Question
My oldest son (5 years old, big brother) lately has been using negative words and actions against my middle child (3 years old, middle brother). He says he doesn’t like to play with him, he isn’t very nice to him (especially in front of other people) and what bothers me the most is that he allows his friends to mistreat his brother too. No matter what I say he says he doesn’t care. I’m confused because he’s not like this with anyone else and is otherwise a sweet and empathetic boy.
My middle son (3 years old, middle child) has been acting out lately. For example, today he literally took his pants off and peed in our living room. I need help
Thank you
Answer
What your boys are doing is normal and expected, especially now that your oldest is closer to 6.

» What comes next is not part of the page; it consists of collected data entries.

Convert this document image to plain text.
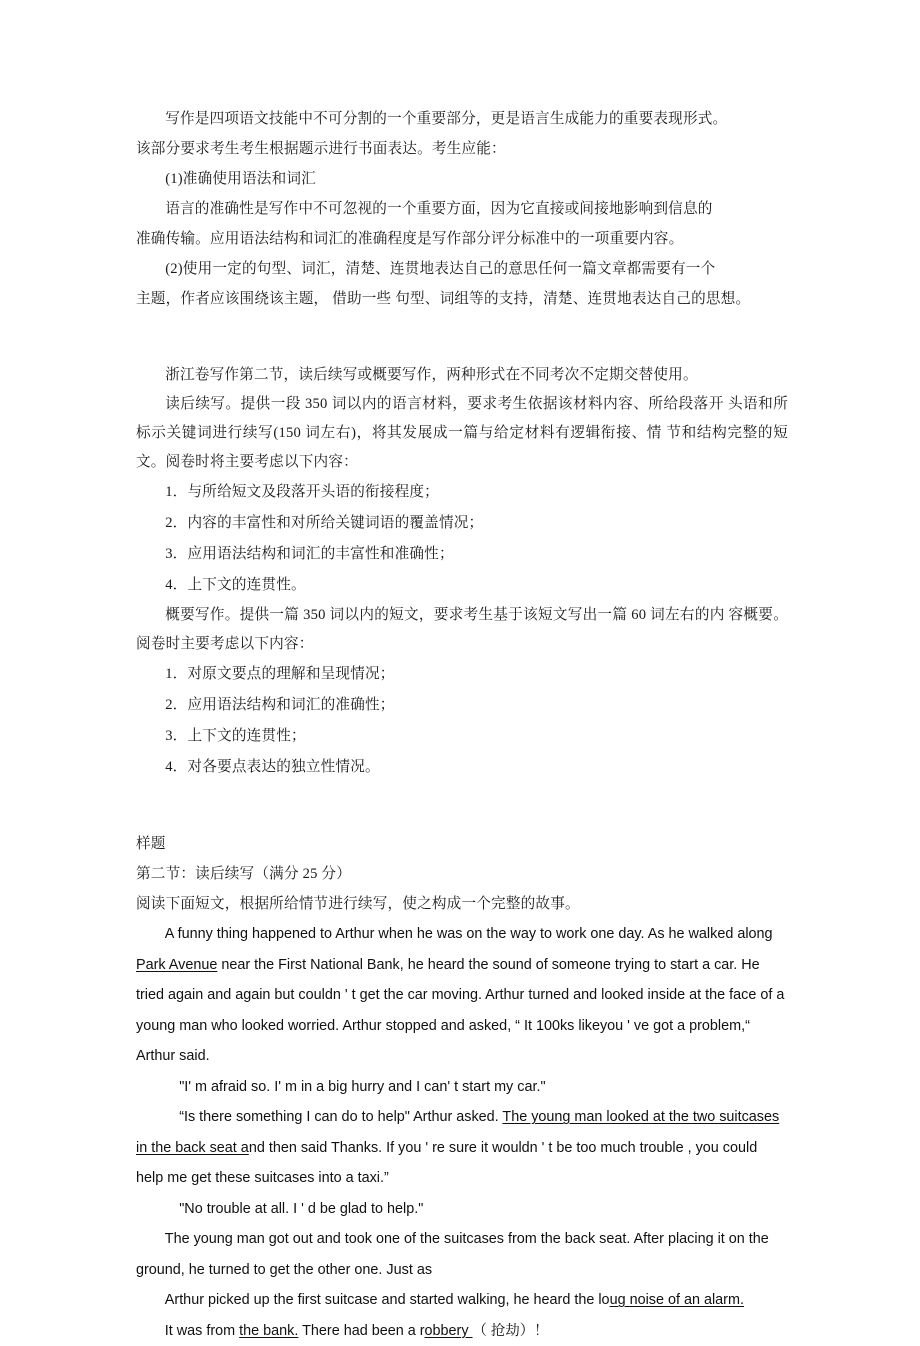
写作是四项语文技能中不可分割的一个重要部分，更是语言生成能力的重要表现形式。

该部分要求考生考生根据题示进行书面表达。考生应能：

(1)准确使用语法和词汇

语言的准确性是写作中不可忽视的一个重要方面，因为它直接或间接地影响到信息的

准确传输。应用语法结构和词汇的准确程度是写作部分评分标准中的一项重要内容。

(2)使用一定的句型、词汇，清楚、连贯地表达自己的意思任何一篇文章都需要有一个

主题，作者应该围绕该主题， 借助一些 句型、词组等的支持，清楚、连贯地表达自己的思想。

浙江卷写作第二节，读后续写或概要写作，两种形式在不同考次不定期交替使用。

读后续写。提供一段 350 词以内的语言材料，要求考生依据该材料内容、所给段落开 头语和所标示关键词进行续写(150 词左右)，将其发展成一篇与给定材料有逻辑衔接、情 节和结构完整的短文。阅卷时将主要考虑以下内容：

1．与所给短文及段落开头语的衔接程度；

2．内容的丰富性和对所给关键词语的覆盖情况；

3．应用语法结构和词汇的丰富性和准确性；

4．上下文的连贯性。

概要写作。提供一篇 350 词以内的短文，要求考生基于该短文写出一篇 60 词左右的内 容概要。阅卷时主要考虑以下内容：

1．对原文要点的理解和呈现情况；

2．应用语法结构和词汇的准确性；

3．上下文的连贯性；

4．对各要点表达的独立性情况。

样题

第二节：读后续写（满分 25 分）

阅读下面短文，根据所给情节进行续写，使之构成一个完整的故事。

A funny thing happened to Arthur when he was on the way to work one day. As he walked along Park Avenue near the First National Bank, he heard the sound of someone trying to start a car. He tried again and again but couldn ' t get the car moving. Arthur turned and looked inside at the face of a young man who looked worried. Arthur stopped and asked, “ It 100ks likeyou ' ve got a problem,“ Arthur said.

"I' m afraid so. I' m in a big hurry and I can' t start my car."

“Is there something I can do to help" Arthur asked. The young man looked at the two suitcases in the back seat and then said Thanks. If you ' re sure it wouldn ' t be too much trouble , you could help me get these suitcases into a taxi.”

"No trouble at all. I ' d be glad to help."

The young man got out and took one of the suitcases from the back seat. After placing it on the ground, he turned to get the other one. Just as

Arthur picked up the first suitcase and started walking, he heard the loug noise of an alarm.

It was from the bank. There had been a robbery （ 抢劫）！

Here are ways to manage in the moment:
Helping them in the midst of a fight.
Whenever two children hurt one another it is appropriate to go to the hurt one first. When you go there you narrate what just happened. You could say “Buddy, you’re so sad and shocked just like mommy. Your sibling got overwhelmed with their feelings and they let their anger take over and they hurt you” then you would hug the hurt sibling for a bit until they are calm and then you head over to other child and say something like “baby you let your feelings take over your thinking and you hurt your sibling. Let’s go say sorry to them and next time just tell us how you’re feeling rather than show us”
This is enough. The GUILT of hurting their sibling is the CONSEQUENCE. A time out or taking away a screen is not as powerful as the intrinsic feelings of letting down their parent and their sibling Repeat and remind and do this intervention vice versa depending on who hits whom. This works with the nanny, the grandma, anyone that a child hits.

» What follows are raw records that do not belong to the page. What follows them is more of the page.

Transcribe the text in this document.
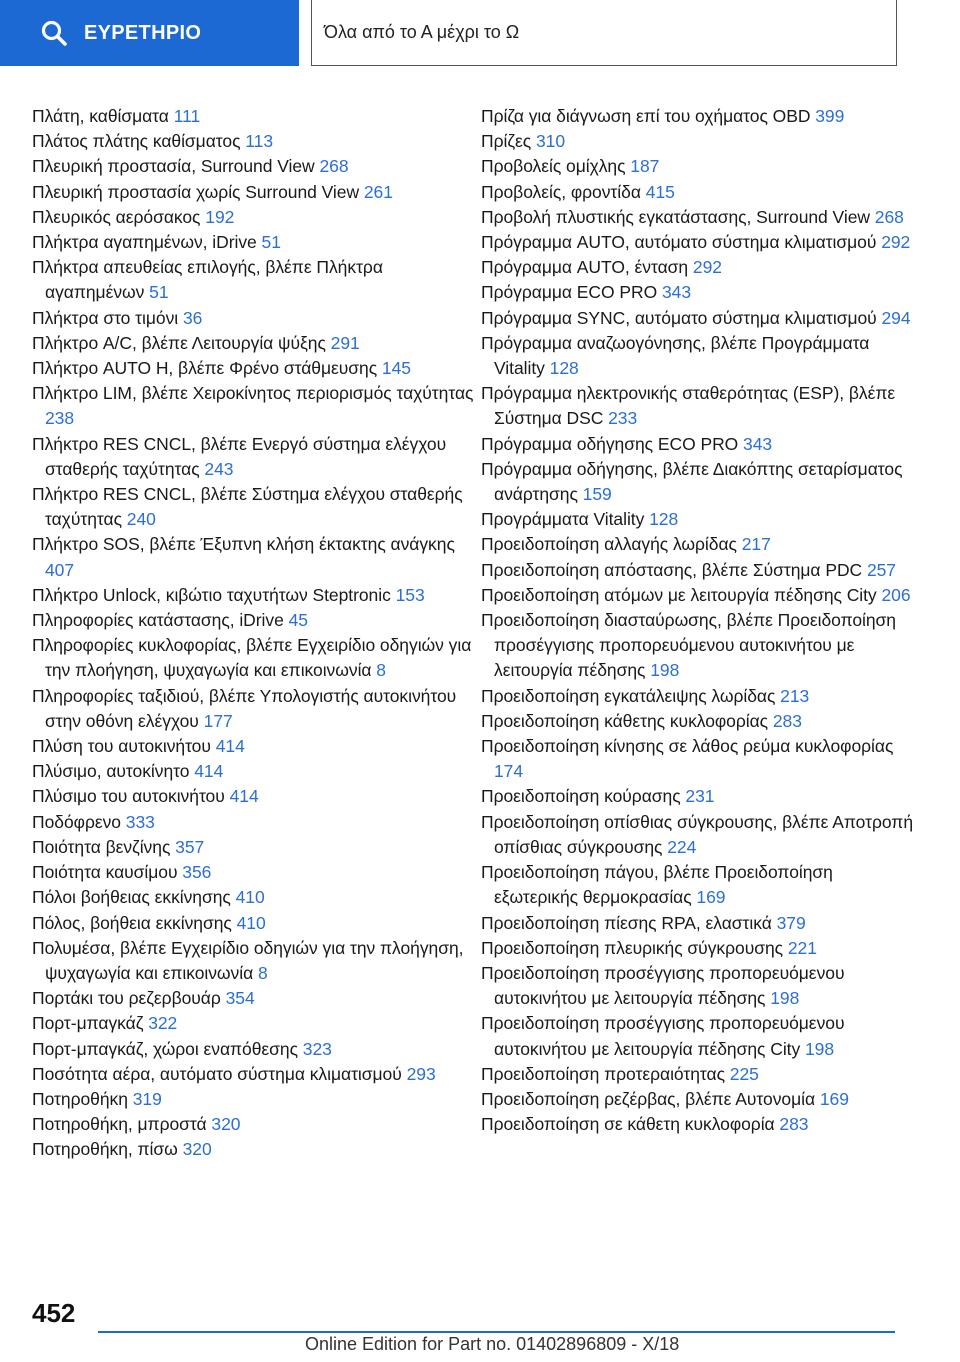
ΕΥΡΕΤΗΡΙΟ	Όλα από το Α μέχρι το Ω
Πλάτη, καθίσματα 111
Πλάτος πλάτης καθίσματος 113
Πλευρική προστασία, Surround View 268
Πλευρική προστασία χωρίς Surround View 261
Πλευρικός αερόσακος 192
Πλήκτρα αγαπημένων, iDrive 51
Πλήκτρα απευθείας επιλογής, βλέπε Πλήκτρα αγαπημένων 51
Πλήκτρα στο τιμόνι 36
Πλήκτρο A/C, βλέπε Λειτουργία ψύξης 291
Πλήκτρο AUTO H, βλέπε Φρένο στάθμευσης 145
Πλήκτρο LIM, βλέπε Χειροκίνητος περιορισμός ταχύτητας 238
Πλήκτρο RES CNCL, βλέπε Ενεργό σύστημα ελέγχου σταθερής ταχύτητας 243
Πλήκτρο RES CNCL, βλέπε Σύστημα ελέγχου σταθερής ταχύτητας 240
Πλήκτρο SOS, βλέπε Έξυπνη κλήση έκτακτης ανάγκης 407
Πλήκτρο Unlock, κιβώτιο ταχυτήτων Steptronic 153
Πληροφορίες κατάστασης, iDrive 45
Πληροφορίες κυκλοφορίας, βλέπε Εγχειρίδιο οδηγιών για την πλοήγηση, ψυχαγωγία και επικοινωνία 8
Πληροφορίες ταξιδιού, βλέπε Υπολογιστής αυτοκινήτου στην οθόνη ελέγχου 177
Πλύση του αυτοκινήτου 414
Πλύσιμο, αυτοκίνητο 414
Πλύσιμο του αυτοκινήτου 414
Ποδόφρενο 333
Ποιότητα βενζίνης 357
Ποιότητα καυσίμου 356
Πόλοι βοήθειας εκκίνησης 410
Πόλος, βοήθεια εκκίνησης 410
Πολυμέσα, βλέπε Εγχειρίδιο οδηγιών για την πλοήγηση, ψυχαγωγία και επικοινωνία 8
Πορτάκι του ρεζερβουάρ 354
Πορτ-μπαγκάζ 322
Πορτ-μπαγκάζ, χώροι εναπόθεσης 323
Ποσότητα αέρα, αυτόματο σύστημα κλιματισμού 293
Ποτηροθήκη 319
Ποτηροθήκη, μπροστά 320
Ποτηροθήκη, πίσω 320
Πρίζα για διάγνωση επί του οχήματος OBD 399
Πρίζες 310
Προβολείς ομίχλης 187
Προβολείς, φροντίδα 415
Προβολή πλυστικής εγκατάστασης, Surround View 268
Πρόγραμμα AUTO, αυτόματο σύστημα κλιματισμού 292
Πρόγραμμα AUTO, ένταση 292
Πρόγραμμα ECO PRO 343
Πρόγραμμα SYNC, αυτόματο σύστημα κλιματισμού 294
Πρόγραμμα αναζωογόνησης, βλέπε Προγράμματα Vitality 128
Πρόγραμμα ηλεκτρονικής σταθερότητας (ESP), βλέπε Σύστημα DSC 233
Πρόγραμμα οδήγησης ECO PRO 343
Πρόγραμμα οδήγησης, βλέπε Διακόπτης σεταρίσματος ανάρτησης 159
Προγράμματα Vitality 128
Προειδοποίηση αλλαγής λωρίδας 217
Προειδοποίηση απόστασης, βλέπε Σύστημα PDC 257
Προειδοποίηση ατόμων με λειτουργία πέδησης City 206
Προειδοποίηση διασταύρωσης, βλέπε Προειδοποίηση προσέγγισης προπορευόμενου αυτοκινήτου με λειτουργία πέδησης 198
Προειδοποίηση εγκατάλειψης λωρίδας 213
Προειδοποίηση κάθετης κυκλοφορίας 283
Προειδοποίηση κίνησης σε λάθος ρεύμα κυκλοφορίας 174
Προειδοποίηση κούρασης 231
Προειδοποίηση οπίσθιας σύγκρουσης, βλέπε Αποτροπή οπίσθιας σύγκρουσης 224
Προειδοποίηση πάγου, βλέπε Προειδοποίηση εξωτερικής θερμοκρασίας 169
Προειδοποίηση πίεσης RPA, ελαστικά 379
Προειδοποίηση πλευρικής σύγκρουσης 221
Προειδοποίηση προσέγγισης προπορευόμενου αυτοκινήτου με λειτουργία πέδησης 198
Προειδοποίηση προσέγγισης προπορευόμενου αυτοκινήτου με λειτουργία πέδησης City 198
Προειδοποίηση προτεραιότητας 225
Προειδοποίηση ρεζέρβας, βλέπε Αυτονομία 169
Προειδοποίηση σε κάθετη κυκλοφορία 283
452
Online Edition for Part no. 01402896809 - X/18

The lesson and the big key to switch is how they express emotion. It is immature and expected for them to hit, push, say something mean. Your children are showing each other how they feel and trying to make the other person feel how they feel rather than saying it. Keep up that lesson. This is a repeat and remind type boundary since the feelings are overwhelming
Try never to label children as perpetrators or victims. It takes away the concept of choosing your actions and responses. It keeps them stuck in a label. It makes you, the parent, less empathic to the child’s emotional experience. It creates sibling rivalry because they begin to feel like they are “always” the perpetrator and no one understands their experience.